Trading Places

 Photo by  Mike Burke  on  Unsplash

Photo by Mike Burke on Unsplash

We recently attended the Training Thoughtfully conference in Milwaukee where a host of behaviour consultants (across species) came together to explore how we can be even more thoughtful in our positive-reinforcement work. Part of this was changing the lens we use. So for a few minutes I stopped being the trainer and became the dog.

It happened on the second night when we sat down to play the ABACAB or PORTAL game.

There are three roles: the teacher has a clicker, reward trinkets and a bunch of objects that can be manipulated, the learner (the dog, horse or human), and an observer. A key part of the game is that we can't talk, just like when we are working with a learner from another species. 

I thought this would be a novel but boring way to test the mechanics of the teacher. Oh was I in for a surprise. 

Our horses bring us to our truth. He needed her to do more than give him carrots. The treats in your pocket are not a substitute for love and appreciation. They are an expression of that love.
— Alexandra Kurland

As trainers, we are taught that consistency matters, to the point that everything magical is stripped from the experience. We are told, "Focus on the mechanics." And we idolize those who have crazy mechanical skills. "She is a machine!" 

And sure, consistency matters, but only as defined by our learner. Let's pause there. We know that reinforcement is defined by our learner. If they find it aversive, it's not a reward.

It's the same thing with consistency.

I didn't care if my teacher needed a second to reset the task. Or even if she changed up the task we were working on. I didn't care if her click was slightly off-timed. Within limits of competency, these things were not what I found myself tracking.

Instead, it was the quality of my teacher's attention. She had this way of delivering my trinket. Her attention would focus on me. Her face would light up. And she would place it in my hand in a way that said it was a cherished item. I felt special. I felt like I had done something truly wonderful.

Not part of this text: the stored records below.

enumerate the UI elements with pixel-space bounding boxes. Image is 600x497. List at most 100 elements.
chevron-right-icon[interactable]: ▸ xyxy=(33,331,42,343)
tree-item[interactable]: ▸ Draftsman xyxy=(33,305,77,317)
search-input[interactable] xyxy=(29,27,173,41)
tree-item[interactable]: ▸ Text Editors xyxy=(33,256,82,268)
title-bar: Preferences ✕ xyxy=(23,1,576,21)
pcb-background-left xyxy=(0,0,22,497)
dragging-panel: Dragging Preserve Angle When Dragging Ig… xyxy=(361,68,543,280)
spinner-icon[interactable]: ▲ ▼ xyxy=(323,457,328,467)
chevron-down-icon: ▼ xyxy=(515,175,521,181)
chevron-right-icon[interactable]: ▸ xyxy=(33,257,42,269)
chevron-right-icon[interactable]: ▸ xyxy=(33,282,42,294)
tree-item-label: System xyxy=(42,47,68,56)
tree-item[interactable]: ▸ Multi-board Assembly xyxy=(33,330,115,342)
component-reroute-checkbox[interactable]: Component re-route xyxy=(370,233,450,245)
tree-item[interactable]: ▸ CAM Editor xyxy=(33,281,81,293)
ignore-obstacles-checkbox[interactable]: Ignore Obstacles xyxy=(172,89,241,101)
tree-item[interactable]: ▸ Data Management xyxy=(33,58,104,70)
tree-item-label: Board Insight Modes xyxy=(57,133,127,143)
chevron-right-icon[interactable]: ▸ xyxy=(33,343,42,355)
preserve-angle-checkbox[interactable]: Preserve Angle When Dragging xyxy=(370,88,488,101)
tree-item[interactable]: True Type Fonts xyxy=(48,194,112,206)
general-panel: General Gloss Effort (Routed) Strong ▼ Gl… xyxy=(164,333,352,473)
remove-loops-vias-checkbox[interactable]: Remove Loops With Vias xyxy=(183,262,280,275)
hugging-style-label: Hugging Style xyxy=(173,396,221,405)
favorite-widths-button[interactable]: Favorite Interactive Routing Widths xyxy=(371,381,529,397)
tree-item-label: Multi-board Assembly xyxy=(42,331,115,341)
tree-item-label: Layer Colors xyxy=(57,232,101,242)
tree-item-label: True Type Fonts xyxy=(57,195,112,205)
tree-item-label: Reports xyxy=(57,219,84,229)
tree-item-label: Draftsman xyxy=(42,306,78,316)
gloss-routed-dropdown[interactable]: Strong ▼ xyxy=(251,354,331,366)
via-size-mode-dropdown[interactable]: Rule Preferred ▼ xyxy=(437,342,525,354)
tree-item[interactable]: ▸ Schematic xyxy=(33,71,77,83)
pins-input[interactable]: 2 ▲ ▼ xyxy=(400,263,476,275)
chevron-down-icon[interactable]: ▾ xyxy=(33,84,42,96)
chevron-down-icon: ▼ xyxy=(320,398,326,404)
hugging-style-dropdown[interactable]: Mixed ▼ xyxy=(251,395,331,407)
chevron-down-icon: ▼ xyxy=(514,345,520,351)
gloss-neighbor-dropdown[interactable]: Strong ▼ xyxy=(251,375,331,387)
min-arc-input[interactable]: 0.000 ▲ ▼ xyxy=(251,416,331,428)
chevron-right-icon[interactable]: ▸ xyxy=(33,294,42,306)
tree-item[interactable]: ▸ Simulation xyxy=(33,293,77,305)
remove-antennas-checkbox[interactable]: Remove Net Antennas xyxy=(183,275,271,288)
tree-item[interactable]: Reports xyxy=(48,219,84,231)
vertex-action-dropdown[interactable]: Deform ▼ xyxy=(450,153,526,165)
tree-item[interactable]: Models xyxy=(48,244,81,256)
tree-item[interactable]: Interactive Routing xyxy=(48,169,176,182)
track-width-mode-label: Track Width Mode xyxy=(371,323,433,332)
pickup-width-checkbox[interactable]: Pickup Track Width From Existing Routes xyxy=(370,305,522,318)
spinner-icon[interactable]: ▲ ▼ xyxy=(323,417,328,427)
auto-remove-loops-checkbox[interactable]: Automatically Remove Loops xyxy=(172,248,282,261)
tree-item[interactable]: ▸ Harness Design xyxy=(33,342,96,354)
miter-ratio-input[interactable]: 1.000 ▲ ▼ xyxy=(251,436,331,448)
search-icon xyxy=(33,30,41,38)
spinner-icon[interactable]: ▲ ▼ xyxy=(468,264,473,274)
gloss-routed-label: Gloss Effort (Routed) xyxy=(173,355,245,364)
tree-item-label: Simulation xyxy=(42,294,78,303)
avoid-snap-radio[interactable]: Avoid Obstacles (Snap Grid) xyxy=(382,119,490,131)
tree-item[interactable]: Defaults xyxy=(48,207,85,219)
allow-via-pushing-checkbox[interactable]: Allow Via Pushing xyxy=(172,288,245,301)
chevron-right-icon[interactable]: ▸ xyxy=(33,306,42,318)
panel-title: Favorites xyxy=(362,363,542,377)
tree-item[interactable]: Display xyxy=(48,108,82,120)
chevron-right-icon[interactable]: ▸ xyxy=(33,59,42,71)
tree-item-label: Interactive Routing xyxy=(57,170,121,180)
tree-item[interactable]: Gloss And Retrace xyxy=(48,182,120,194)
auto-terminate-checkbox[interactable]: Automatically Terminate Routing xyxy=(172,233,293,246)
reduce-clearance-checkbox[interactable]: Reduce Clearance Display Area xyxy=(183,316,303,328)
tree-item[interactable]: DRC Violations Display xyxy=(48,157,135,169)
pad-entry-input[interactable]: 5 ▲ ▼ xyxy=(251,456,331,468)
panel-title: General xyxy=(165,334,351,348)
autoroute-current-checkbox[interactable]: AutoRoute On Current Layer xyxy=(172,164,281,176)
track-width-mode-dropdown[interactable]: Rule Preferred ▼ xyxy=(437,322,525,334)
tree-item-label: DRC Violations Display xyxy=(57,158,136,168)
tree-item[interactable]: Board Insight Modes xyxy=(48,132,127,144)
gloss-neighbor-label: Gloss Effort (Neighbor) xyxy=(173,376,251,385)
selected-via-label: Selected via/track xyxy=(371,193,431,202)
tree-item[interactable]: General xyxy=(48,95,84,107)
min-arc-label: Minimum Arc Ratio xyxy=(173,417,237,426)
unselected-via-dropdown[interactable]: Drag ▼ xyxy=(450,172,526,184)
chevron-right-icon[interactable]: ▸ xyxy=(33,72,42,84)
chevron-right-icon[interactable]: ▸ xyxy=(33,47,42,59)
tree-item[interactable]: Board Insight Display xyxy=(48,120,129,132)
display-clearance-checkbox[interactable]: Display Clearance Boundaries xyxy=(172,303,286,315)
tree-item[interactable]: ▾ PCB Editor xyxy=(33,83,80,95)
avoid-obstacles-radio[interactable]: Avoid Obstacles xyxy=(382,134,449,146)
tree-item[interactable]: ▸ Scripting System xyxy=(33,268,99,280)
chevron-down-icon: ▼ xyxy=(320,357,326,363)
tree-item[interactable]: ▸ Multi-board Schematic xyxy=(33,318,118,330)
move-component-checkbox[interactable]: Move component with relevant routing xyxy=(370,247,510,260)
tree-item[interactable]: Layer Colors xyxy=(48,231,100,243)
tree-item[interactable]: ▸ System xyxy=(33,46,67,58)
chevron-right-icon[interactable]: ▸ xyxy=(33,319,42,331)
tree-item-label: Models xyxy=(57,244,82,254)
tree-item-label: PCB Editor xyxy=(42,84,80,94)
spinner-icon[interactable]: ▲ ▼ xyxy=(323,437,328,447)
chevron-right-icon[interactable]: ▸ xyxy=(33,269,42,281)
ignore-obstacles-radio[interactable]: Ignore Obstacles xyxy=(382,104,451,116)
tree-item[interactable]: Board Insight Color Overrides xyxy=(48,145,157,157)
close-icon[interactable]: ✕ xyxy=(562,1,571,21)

And then she would get distracted, as we all do. She had to configure the next task or quickly determine how to help me, her learner. And so her attention would drift and I could feel that something was missing. The treat delivery mechanic was the same, but her attention was elsewhere and the task felt less rewarding. And in response, my attention and full participation felt less warranted. 

Our attention adds a valence on top of the reinforcer being used and it can have a positive or negative charge.

Now, I was lucky in that I had an amazing teacher who had played this game before. And these moments were brief. But it made me start to reframe so many things we see in the homes of our clients, and in my own home. 

Training is far more than the mechanics. Training can be a joyful and connecting moment for everyone involved. And the way to achieve this is to be more fully present. If we aren't laughing or feeling joy, how do we expect our learner to be feeling?

This game also showed me firsthand just how easy it is to create a moment of confusion for our learner and the unbelievable cost attached.

My teacher had me successfully moving items under a napkin and into a cup on a visual cue. And then she upped the ante by placing a large, metal water jug onto the table. I began experimenting with what I thought she might be looking for. Everything I tried resulted in no click. No reward. 

The moment of slight frustration that I experienced meant so much more to me than I ever would have predicted. I'm in a situation so alien to me. I can't ask her what the bleep she wants. 

Mistakes aren't bad in training. They are information for the learner. This was not the first time she had raised the criteria. I had been puzzled and made mistakes earlier in the game, but this quickly became different. I couldn't figure out what she wanted and I had no way to tell her that. So I started to guess.

But when I had no choice but to start guessing, my frustration bloomed. And it turns out this is not something I handle well, like many learners.

My teacher took the jug off the table and I could feel myself relaxing. She is an amazing teacher. She realized we had hit an impasse so she took us back to earlier tasks I had done successfully. And so I began to advance. I was starting to get a handle on what my teacher was asking me for when my teacher put that water jug back on the table.

I'm going to be 90 and on my deathbed and there had better not be a stainless steel water jug in the room. I never want to see that water jug again.

As soon as that water jug hit the table, I didn't want to play the game anymore. I'm not exaggerating. There was no denying this emotional response. And we laughed after because she realized it as well. The whole room did. We had quite a group gathered around us, including the amazing Alexandra Kurland and Kay Lawrence. 

My teacher quickly changed gears and actually took the jug and set it behind her under a different table. She rocks. She was sending me a clear signal that this jug would not be a part of our game anymore.

And so my performance and enjoyment bounced back. But only because my teacher recognized she needed a different approach.

And here's the kicker. 

This conditioning was still present the next day. I entered the conference room and found myself tensing up and scanning the room for those evil little water jugs. I was actually relieved to find they were not present.

How many of my own training sessions with my dog had created an unwanted negative emotional response? And what of our clients? 

Every teacher can learn so much by experiencing their methods. It is so eye opening to experience the joy of clicker training as a learner, and to witness the nuances that truly matter. And also to better understand how these tools can be used to build the relationships that we yearn for. 

P.S. This will come as a surprise to no one but me, but I'm told that I am a hyperactive lab with a bit of a competitive streak.